My last church experience, the church I have been in for the longest in my life was perhaps one of the most transformative…So many gifts. The other day I walked into a church and was looking for the program, but there was none. It made me think of how much I appreciated liturgy. I think All Souls gave me both a love for tradition while teaching me to open and sensitive to the ways God is moving, working and speaking right now. I appreciated having our time together shaped by the church calendar and entering into advent, epiphany, Pentecost, and even ordinary time. I liked the reading of the new and Old Testament in the worship service and reciting various creeds crafted long ago. It was restful to know that I was participating in rituals that were centuries old. I learned different ways to pray, to read scripture, to watch for God. One of the best takeaways was seeing God as a benevolent that was FOR me, inviting me into something good and beautiful. I always found myself thinking what is God saying to me in the mist of this…what is the invitation? Heaped on all the tradition was this openness, a freedom, and friendship. I don’t know if I have ever heard the word hospitality so much as I have in the past few years, the idea of being open and welcoming to God, to love, to people, to even the joys and sorrows that come with life. All Souls taught me that there is space for it all, that I can walk through and welcome it all. That felt like a relief, that I could be where I was, and that God was there too. Refreshing. I think ultimately, I learned to be more human there, more myself. What a gift!
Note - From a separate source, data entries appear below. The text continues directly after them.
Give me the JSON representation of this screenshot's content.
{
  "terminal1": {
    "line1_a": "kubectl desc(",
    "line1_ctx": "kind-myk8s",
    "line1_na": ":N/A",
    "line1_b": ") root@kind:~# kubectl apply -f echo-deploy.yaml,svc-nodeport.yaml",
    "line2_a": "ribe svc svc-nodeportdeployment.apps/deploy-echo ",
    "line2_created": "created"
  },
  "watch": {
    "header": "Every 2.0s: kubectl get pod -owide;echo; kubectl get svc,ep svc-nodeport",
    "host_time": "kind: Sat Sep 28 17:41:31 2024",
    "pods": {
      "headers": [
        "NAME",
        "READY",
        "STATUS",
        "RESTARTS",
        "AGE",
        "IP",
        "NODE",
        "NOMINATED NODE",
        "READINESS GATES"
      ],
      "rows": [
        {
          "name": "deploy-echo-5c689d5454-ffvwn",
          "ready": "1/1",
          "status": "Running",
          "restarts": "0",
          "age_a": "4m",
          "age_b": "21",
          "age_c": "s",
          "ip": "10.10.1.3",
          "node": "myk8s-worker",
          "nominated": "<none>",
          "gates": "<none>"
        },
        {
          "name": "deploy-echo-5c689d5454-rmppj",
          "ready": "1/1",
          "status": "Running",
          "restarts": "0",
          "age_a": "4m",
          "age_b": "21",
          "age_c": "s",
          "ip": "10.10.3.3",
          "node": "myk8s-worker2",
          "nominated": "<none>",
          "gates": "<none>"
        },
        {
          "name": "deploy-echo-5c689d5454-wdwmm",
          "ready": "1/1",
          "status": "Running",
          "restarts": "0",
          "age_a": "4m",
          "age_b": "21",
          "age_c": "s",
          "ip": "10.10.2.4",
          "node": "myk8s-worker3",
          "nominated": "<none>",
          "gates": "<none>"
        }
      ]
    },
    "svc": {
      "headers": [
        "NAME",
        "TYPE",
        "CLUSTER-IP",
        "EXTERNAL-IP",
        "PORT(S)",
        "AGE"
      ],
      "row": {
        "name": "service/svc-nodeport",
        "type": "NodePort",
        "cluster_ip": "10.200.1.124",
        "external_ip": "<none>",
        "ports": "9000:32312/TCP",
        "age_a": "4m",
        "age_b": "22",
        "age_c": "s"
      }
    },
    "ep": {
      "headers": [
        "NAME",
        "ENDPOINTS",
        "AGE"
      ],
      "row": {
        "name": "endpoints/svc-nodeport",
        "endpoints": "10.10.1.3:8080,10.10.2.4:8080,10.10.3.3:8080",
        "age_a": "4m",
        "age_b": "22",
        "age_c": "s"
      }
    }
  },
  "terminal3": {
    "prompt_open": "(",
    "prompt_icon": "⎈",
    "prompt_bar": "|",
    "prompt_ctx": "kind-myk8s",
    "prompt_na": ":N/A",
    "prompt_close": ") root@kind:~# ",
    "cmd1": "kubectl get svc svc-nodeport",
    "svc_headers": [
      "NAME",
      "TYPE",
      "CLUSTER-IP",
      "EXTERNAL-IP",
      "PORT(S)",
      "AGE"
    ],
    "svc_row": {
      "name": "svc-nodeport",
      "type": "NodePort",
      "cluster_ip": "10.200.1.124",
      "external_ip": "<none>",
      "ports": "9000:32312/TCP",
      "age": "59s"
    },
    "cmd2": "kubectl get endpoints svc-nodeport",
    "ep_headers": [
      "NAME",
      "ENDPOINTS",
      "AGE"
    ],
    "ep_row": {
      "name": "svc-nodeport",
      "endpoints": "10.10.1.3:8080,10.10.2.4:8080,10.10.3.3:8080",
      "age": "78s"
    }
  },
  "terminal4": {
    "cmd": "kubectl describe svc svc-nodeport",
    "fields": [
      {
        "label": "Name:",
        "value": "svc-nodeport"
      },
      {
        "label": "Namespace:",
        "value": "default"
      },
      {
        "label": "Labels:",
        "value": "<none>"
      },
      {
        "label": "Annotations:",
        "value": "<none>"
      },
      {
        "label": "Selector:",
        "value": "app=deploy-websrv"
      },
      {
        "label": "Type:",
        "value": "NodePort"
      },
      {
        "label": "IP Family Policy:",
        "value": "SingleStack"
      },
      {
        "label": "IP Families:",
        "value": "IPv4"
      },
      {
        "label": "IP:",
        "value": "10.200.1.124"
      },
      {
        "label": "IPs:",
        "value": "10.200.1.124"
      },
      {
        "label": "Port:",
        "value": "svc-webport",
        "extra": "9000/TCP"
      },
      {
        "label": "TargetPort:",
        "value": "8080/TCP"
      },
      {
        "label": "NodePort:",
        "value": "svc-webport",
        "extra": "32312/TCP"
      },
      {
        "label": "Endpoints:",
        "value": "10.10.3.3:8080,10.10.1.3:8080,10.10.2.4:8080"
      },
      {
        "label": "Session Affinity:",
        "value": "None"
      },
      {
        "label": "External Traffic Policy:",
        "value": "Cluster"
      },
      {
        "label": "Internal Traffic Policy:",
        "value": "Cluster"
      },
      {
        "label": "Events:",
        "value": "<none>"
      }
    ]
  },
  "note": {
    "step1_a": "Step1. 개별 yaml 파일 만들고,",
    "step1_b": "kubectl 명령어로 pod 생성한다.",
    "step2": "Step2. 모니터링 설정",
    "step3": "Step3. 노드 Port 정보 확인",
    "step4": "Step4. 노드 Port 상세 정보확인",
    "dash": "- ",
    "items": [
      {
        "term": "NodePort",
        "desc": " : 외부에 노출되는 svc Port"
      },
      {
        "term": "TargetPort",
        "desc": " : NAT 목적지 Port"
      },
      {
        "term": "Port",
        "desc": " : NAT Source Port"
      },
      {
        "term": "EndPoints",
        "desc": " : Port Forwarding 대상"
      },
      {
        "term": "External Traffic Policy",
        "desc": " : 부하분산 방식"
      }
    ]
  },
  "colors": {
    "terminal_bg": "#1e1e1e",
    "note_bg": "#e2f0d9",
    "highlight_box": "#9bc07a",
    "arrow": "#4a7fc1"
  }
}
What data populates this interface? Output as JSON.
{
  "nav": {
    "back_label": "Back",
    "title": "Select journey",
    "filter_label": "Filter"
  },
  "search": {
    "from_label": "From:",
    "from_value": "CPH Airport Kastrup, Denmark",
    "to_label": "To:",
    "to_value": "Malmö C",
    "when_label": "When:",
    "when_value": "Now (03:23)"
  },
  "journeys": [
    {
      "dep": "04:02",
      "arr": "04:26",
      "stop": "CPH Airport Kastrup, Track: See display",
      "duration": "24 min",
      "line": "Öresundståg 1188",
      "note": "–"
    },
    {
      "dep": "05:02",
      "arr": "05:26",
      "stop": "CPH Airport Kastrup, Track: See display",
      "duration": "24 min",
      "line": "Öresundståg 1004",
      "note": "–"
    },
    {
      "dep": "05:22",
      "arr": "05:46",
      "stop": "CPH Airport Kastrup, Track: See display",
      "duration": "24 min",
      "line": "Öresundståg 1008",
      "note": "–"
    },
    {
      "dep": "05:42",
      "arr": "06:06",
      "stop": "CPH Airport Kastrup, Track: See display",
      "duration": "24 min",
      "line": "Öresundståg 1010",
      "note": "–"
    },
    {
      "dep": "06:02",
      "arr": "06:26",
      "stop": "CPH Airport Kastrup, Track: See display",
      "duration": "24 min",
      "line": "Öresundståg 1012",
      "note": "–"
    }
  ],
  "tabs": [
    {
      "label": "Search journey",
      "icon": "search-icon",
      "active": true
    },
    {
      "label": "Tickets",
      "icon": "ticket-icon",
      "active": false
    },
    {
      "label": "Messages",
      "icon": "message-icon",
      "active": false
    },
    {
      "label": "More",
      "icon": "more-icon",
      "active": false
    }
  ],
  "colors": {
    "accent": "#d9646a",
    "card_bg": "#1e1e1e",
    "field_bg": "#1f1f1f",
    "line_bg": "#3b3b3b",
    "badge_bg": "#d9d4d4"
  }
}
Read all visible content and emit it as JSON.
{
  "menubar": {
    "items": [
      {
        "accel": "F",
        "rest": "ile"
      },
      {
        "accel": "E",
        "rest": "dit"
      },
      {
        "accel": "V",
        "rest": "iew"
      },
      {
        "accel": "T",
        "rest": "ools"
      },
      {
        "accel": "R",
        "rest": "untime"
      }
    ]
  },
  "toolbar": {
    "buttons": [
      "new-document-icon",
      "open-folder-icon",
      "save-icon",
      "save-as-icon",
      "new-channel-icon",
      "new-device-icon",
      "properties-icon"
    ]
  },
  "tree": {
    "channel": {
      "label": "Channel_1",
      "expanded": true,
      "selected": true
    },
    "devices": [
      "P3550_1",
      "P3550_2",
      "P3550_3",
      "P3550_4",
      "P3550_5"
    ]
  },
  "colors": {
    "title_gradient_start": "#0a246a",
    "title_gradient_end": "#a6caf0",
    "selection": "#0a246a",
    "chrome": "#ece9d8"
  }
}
Being here, I am among so many different kinds of Christians. I had dinner with a catholic, Methodist and Baptist the other day. I am glad I can worship with different people, and had the opportunity to receive from various traditions. This morning, Ms. Patricia one of our hospitality assistants greeted us as she walked into the kitchen, “Good morning Children of the Most High God.” Yes, that is what I am, a Child of God, a Child of the King…that seems good and right and true for us all.